Cindy is hosting a Book Club discussing The Hidden Art of Homemaking by Edith Schaeffer. Please join us!
Chapter 3 starts with a push. Music. The 3 months of piano lessons I took ... my parents made me quit when I wouldn't practice. Years of church and school choir ... I still can't carry a tune in a bucket with a lid nailed onto it.
I mentioned the other day that we went to a funeral for a friend's father. That is a musical family, multiple instruments, great singers, making music together and in performance. At one of the girls' weddings, they all went forward and performed a piece one of them had composed. I sit on the outside in awe.
Top 40 music is the music of my childhood. I still can sing along with most pop songs from the 80s (but I don't know who sang any of them!). I hope to fill my children with something better than that. So, we do what we can to incorporate music. It's kind of forced and it
takes an effort on my part to accomplish it because it isn't part of my
cultural experience. If family music seems extra to me, maybe it will be more natural to them.
So we use CDs as accompaniment to sing hymns. We still listen to Wee Sing America and other folk music. It is not unusual for me to have the Classical Masterpieces channel playing from the cable network (they show me the names of the piece and composer ... I don't have to pay attention to the radio announcer that way). I make my kids practice their piano and they're doing great. They're friends with the organist at church.

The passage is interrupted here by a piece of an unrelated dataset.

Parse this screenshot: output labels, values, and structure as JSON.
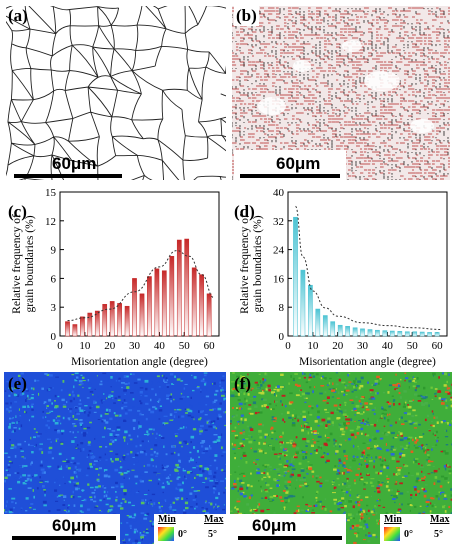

Opal Wheeler's books (published by Zeezok Press) on Composers have been a great resource for us this year, as have Classical Kids CDs. They are more interested in the music if we've read about Handel and I say, "This is a piece by Handel."
I'm thinking, again, about Pride and Prejudice, this time how music and those who are musical are portrayed. Lady Catherine is not musical, did not learn, but must have her say. Mary's piano playing can be compared with that of Miss Bingley and Mrs. Hurst compared with that of Georgiana Darcy compared with that of Elizabeth. Mary's accomplishment was somewhat selfish: formal music, for her own glory - her only glory. Miss Bingley and Mrs Hurst played to catch a husband; to be seen as accomplished in society. The music of these three ladies was not really for the enjoyment of others or even themselves. Georgiana played for the love of it, "she sings and plays all the day long" and had great talent. Lizzie's playing may have been "very ill" through lack of practice, but her taste and performance were pleasing to those who heard it. Neither performed for others, yet would play when pressed. Music was, in general, for their own pleasure and that of the family circle. I think Austen shows us the use of music in family culture as Schaeffer is teaching.